Begin urged the squatters to leave peacefully. He said the government would not tolerate the illegal seizure of property whether in Hebron or Tel Aviv and warned he would use force to remove them if given no alternative.

JERUSALEM WILL REMAIN UNITED

In another action yesterday, the Cabinet issued a statement saying that “Jerusalem is the eternal, united, indivisible capital of the State of Israel,” and noted that since the end of the Jordanian occupation of the eastern part of the city followers of all religions have free access to their places of worship.

The statement was in response to an Egyptian Foreign Ministry statement Friday calling on the Islamic conference in Morocco this week to focus its attention on re-establishing. Arab control over East Jerusalem. The Cabinet declared that unlike the period of the Jordanian occupation in Jerusalem there exists total freedom of access for Jews, Christians and Moslems to their holy places. Thus shall it always be.”
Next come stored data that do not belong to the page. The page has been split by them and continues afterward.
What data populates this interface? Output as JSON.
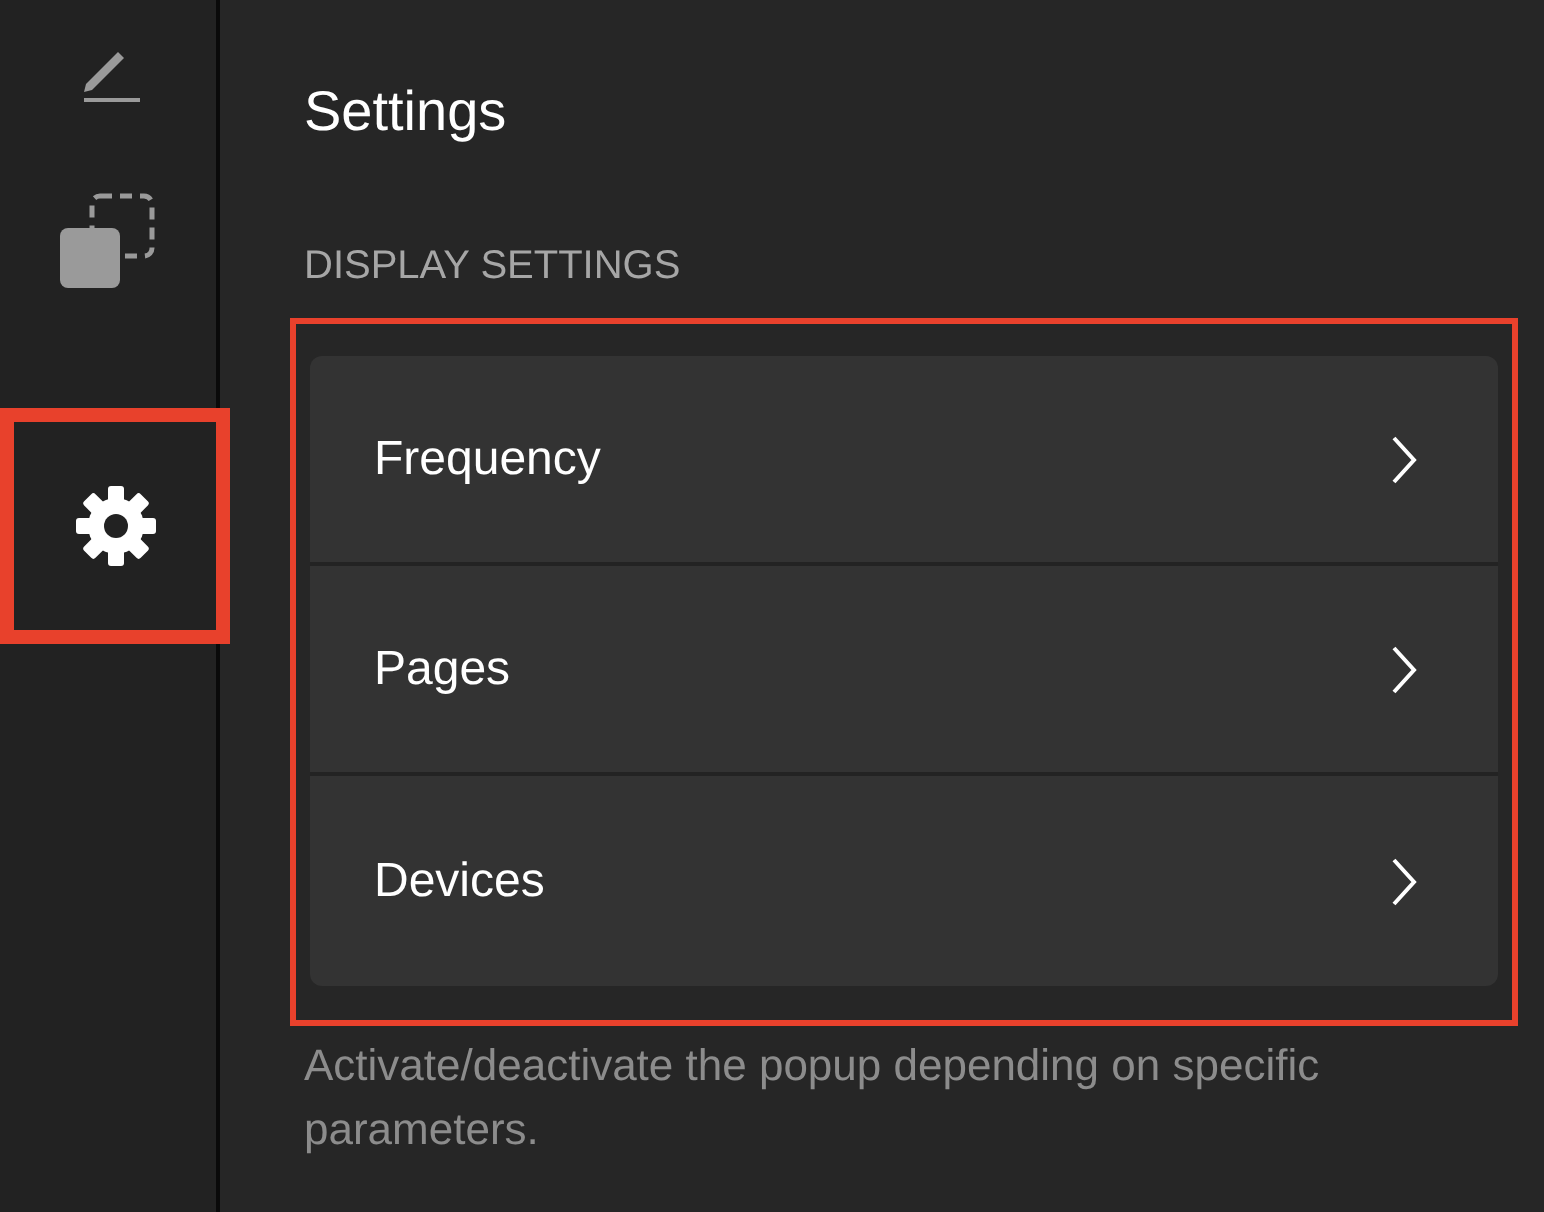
{
  "sidebar": {
    "items": [
      {
        "kind": "pencil",
        "selected": false,
        "highlighted": false
      },
      {
        "kind": "shapes",
        "selected": false,
        "highlighted": false
      },
      {
        "kind": "gear",
        "selected": true,
        "highlighted": true
      }
    ]
  },
  "title": "Settings",
  "section": {
    "heading": "DISPLAY SETTINGS",
    "highlighted": true,
    "items": [
      {
        "label": "Frequency"
      },
      {
        "label": "Pages"
      },
      {
        "label": "Devices"
      }
    ],
    "description": "Activate/deactivate the popup depending on specific parameters."
  }
}
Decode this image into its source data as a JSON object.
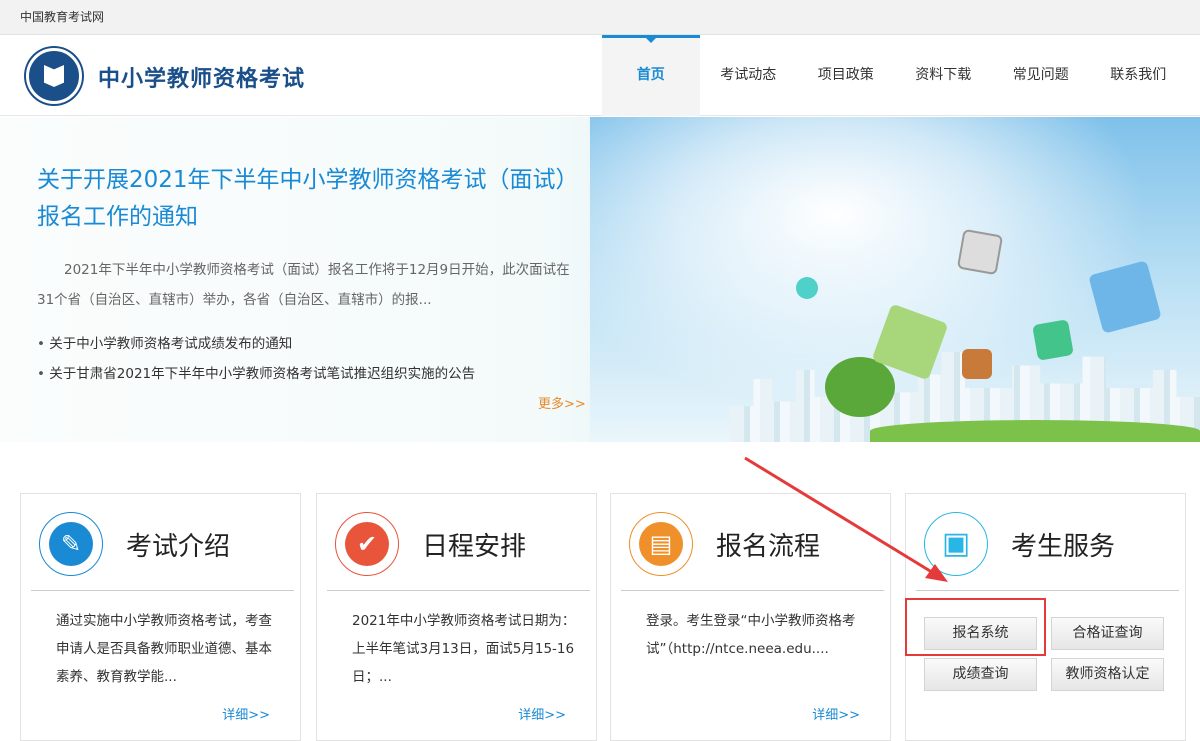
{
  "topbar": {
    "site_link": "中国教育考试网"
  },
  "header": {
    "title": "中小学教师资格考试",
    "nav": [
      "首页",
      "考试动态",
      "项目政策",
      "资料下载",
      "常见问题",
      "联系我们"
    ],
    "accent": "#1a8ad4"
  },
  "banner": {
    "title": "关于开展2021年下半年中小学教师资格考试（面试）报名工作的通知",
    "summary": "2021年下半年中小学教师资格考试（面试）报名工作将于12月9日开始，此次面试在31个省（自治区、直辖市）举办，各省（自治区、直辖市）的报...",
    "news": [
      "关于中小学教师资格考试成绩发布的通知",
      "关于甘肃省2021年下半年中小学教师资格考试笔试推迟组织实施的公告"
    ],
    "more": "更多>>"
  },
  "cards": [
    {
      "title": "考试介绍",
      "text": "通过实施中小学教师资格考试，考查申请人是否具备教师职业道德、基本素养、教育教学能...",
      "more": "详细>>",
      "color": "#1a8ad4"
    },
    {
      "title": "日程安排",
      "text": "2021年中小学教师资格考试日期为：上半年笔试3月13日，面试5月15-16日；...",
      "more": "详细>>",
      "color": "#e8553a"
    },
    {
      "title": "报名流程",
      "text": "登录。考生登录“中小学教师资格考试”（http://ntce.neea.edu....",
      "more": "详细>>",
      "color": "#f0902a"
    },
    {
      "title": "考生服务",
      "buttons": [
        "报名系统",
        "合格证查询",
        "成绩查询",
        "教师资格认定"
      ],
      "color": "#29b6e6"
    }
  ],
  "annotation_color": "#e53a3a"
}
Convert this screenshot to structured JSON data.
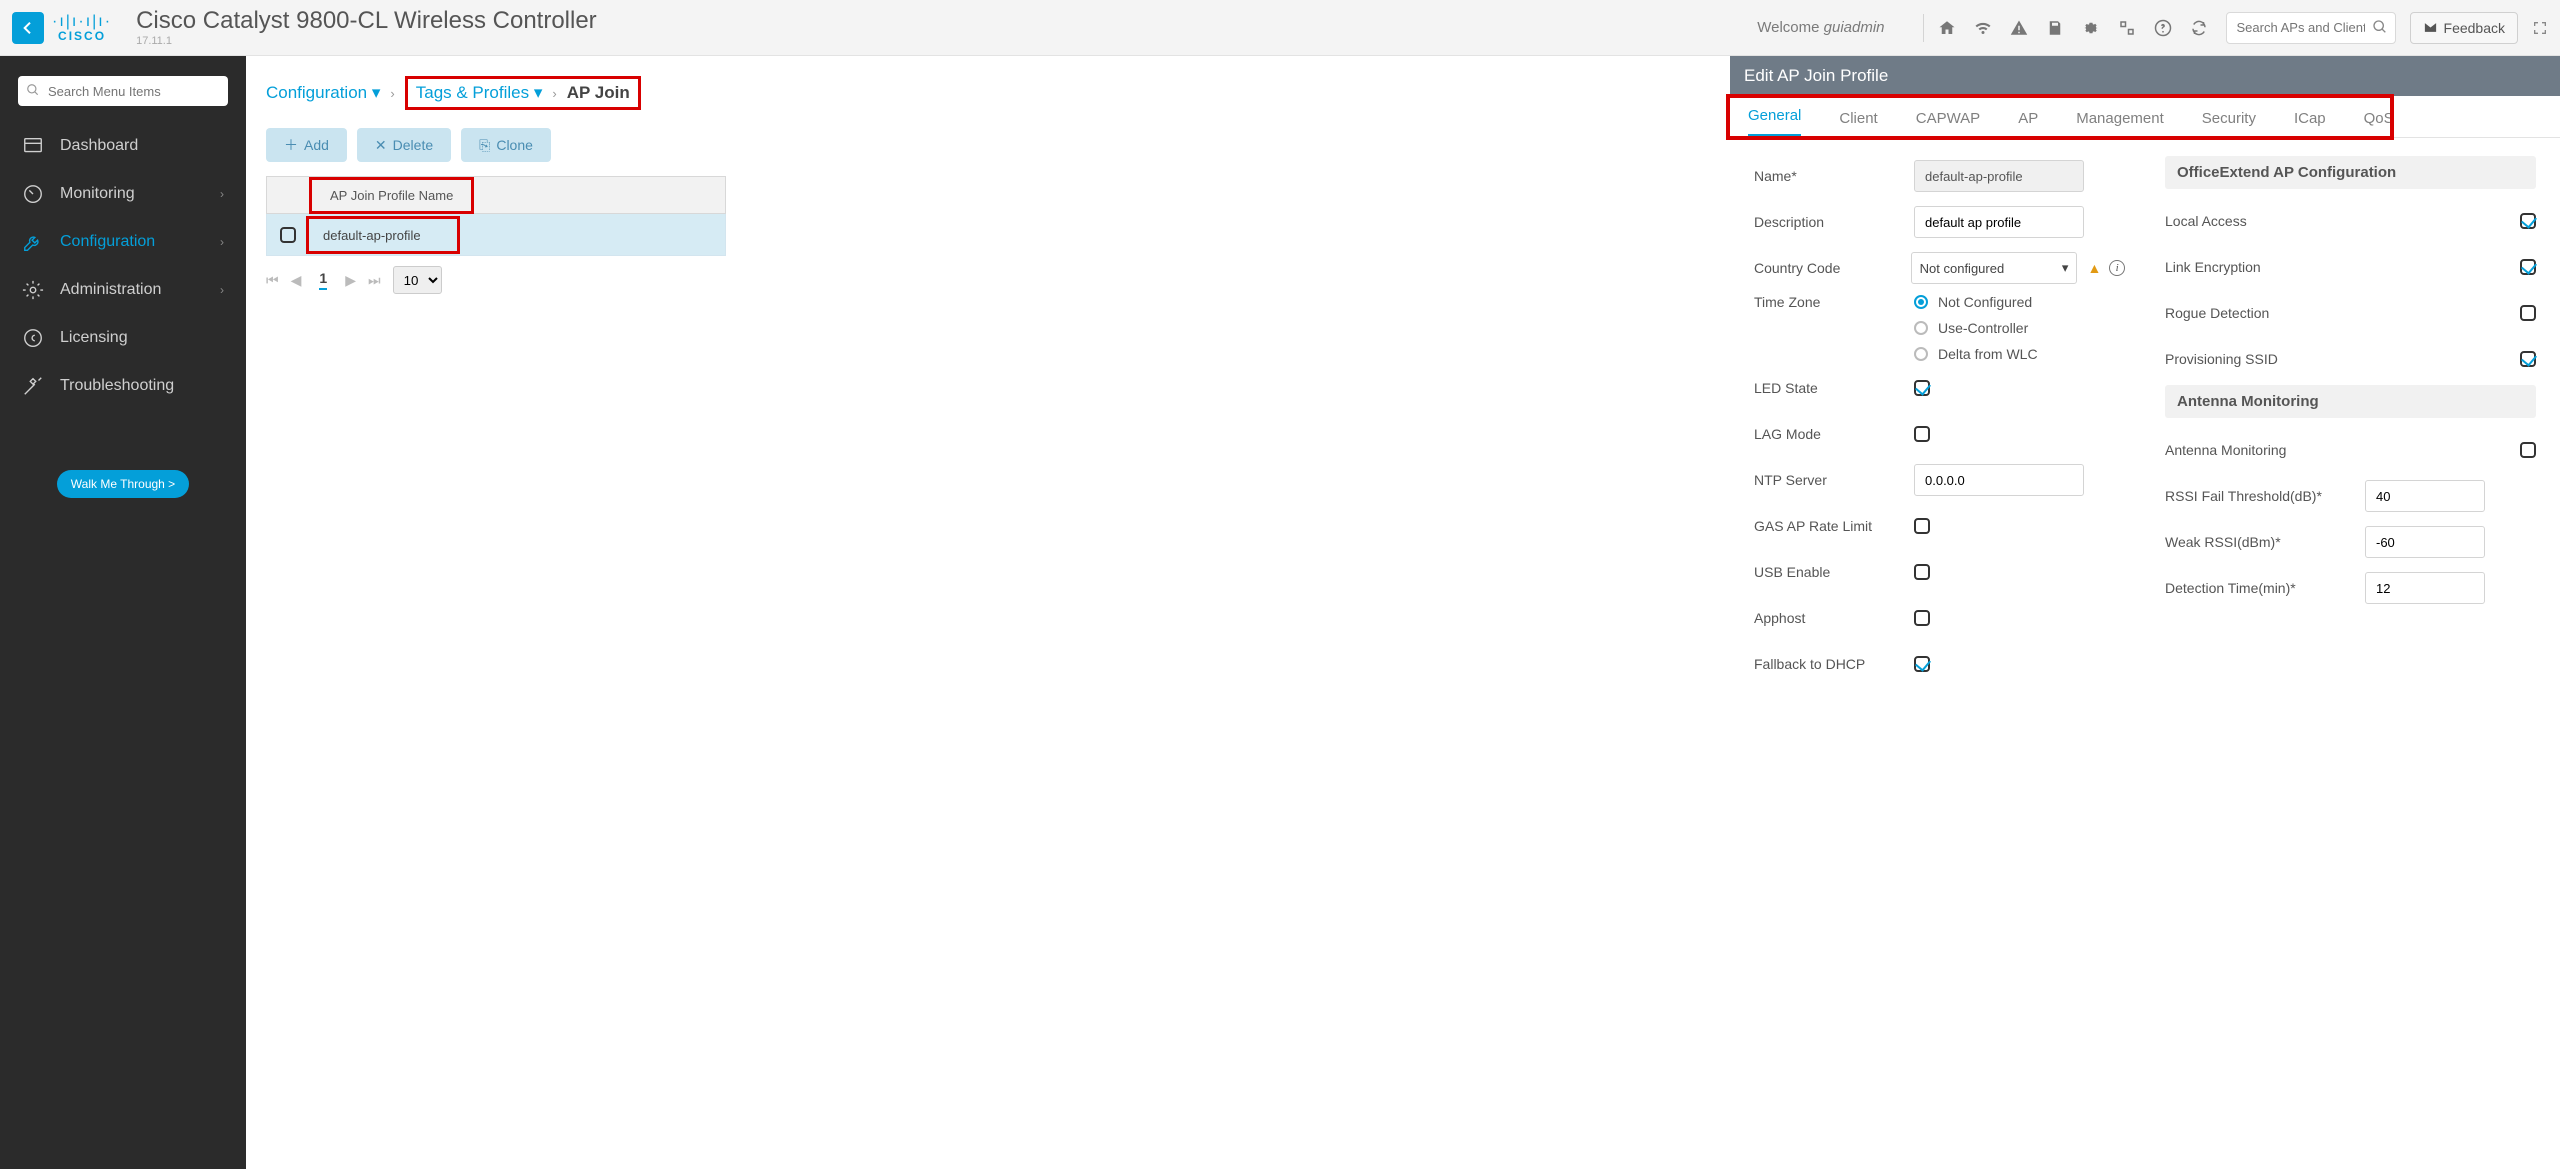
{
  "topbar": {
    "product_title": "Cisco Catalyst 9800-CL Wireless Controller",
    "version": "17.11.1",
    "welcome_prefix": "Welcome ",
    "welcome_user": "guiadmin",
    "search_placeholder": "Search APs and Clients",
    "feedback_label": "Feedback"
  },
  "sidebar": {
    "search_placeholder": "Search Menu Items",
    "items": [
      {
        "label": "Dashboard"
      },
      {
        "label": "Monitoring",
        "expandable": true
      },
      {
        "label": "Configuration",
        "expandable": true
      },
      {
        "label": "Administration",
        "expandable": true
      },
      {
        "label": "Licensing"
      },
      {
        "label": "Troubleshooting"
      }
    ],
    "walk_label": "Walk Me Through >"
  },
  "breadcrumb": {
    "root": "Configuration",
    "mid": "Tags & Profiles",
    "current": "AP Join"
  },
  "actions": {
    "add": "Add",
    "delete": "Delete",
    "clone": "Clone"
  },
  "grid": {
    "header": "AP Join Profile Name",
    "rows": [
      {
        "name": "default-ap-profile"
      }
    ],
    "page": "1",
    "page_size": "10"
  },
  "panel": {
    "title": "Edit AP Join Profile",
    "tabs": [
      "General",
      "Client",
      "CAPWAP",
      "AP",
      "Management",
      "Security",
      "ICap",
      "QoS"
    ],
    "general_left_labels": {
      "name": "Name*",
      "description": "Description",
      "country": "Country Code",
      "timezone": "Time Zone",
      "led": "LED State",
      "lag": "LAG Mode",
      "ntp": "NTP Server",
      "gas": "GAS AP Rate Limit",
      "usb": "USB Enable",
      "apphost": "Apphost",
      "fallback": "Fallback to DHCP"
    },
    "general_left_values": {
      "name": "default-ap-profile",
      "description": "default ap profile",
      "country": "Not configured",
      "timezone_options": [
        "Not Configured",
        "Use-Controller",
        "Delta from WLC"
      ],
      "timezone_selected": 0,
      "led": true,
      "lag": false,
      "ntp": "0.0.0.0",
      "gas": false,
      "usb": false,
      "apphost": false,
      "fallback": true
    },
    "general_right": {
      "section1": "OfficeExtend AP Configuration",
      "local_access_label": "Local Access",
      "local_access": true,
      "link_encryption_label": "Link Encryption",
      "link_encryption": true,
      "rogue_label": "Rogue Detection",
      "rogue": false,
      "prov_label": "Provisioning SSID",
      "prov": true,
      "section2": "Antenna Monitoring",
      "ant_mon_label": "Antenna Monitoring",
      "ant_mon": false,
      "rssi_fail_label": "RSSI Fail Threshold(dB)*",
      "rssi_fail": "40",
      "weak_rssi_label": "Weak RSSI(dBm)*",
      "weak_rssi": "-60",
      "det_time_label": "Detection Time(min)*",
      "det_time": "12"
    }
  }
}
(In New York, Henry Siegman, executive director of the American Jewish Congress, criticized the proposal by Egypt for an Islamic summit conference to discuss “liberation” of the “Arab sector” of Jerusalem. he declared that Jews “respect the religious sentiments evoked by the city of Jerusalem among the Moslem faithful,” adding it is a sentiment that “resonates the ancient Jewish hope that Jerusalem become ‘a house of prayer for all people.’ That religious sensibility is badly served by provocative calls for the ‘liberation of Jerusalem’. “Siegman added, “More than any other country, Egypt has reason to know that Moslem interests are for better served by peaceful discussion than by resort to the rhetoric of violence.”)

The Cabinet also discussed security arrangements for West Bank settlements in the aftermath of recent clashes between local Arabs and Jewish settlers. Defense Minister Ezer Weizman assured Education Minister Zevulun Hammer of the National Religious Party that the army was in full control of the situation and would not tolerate vigilante action by armed Jewish settlers.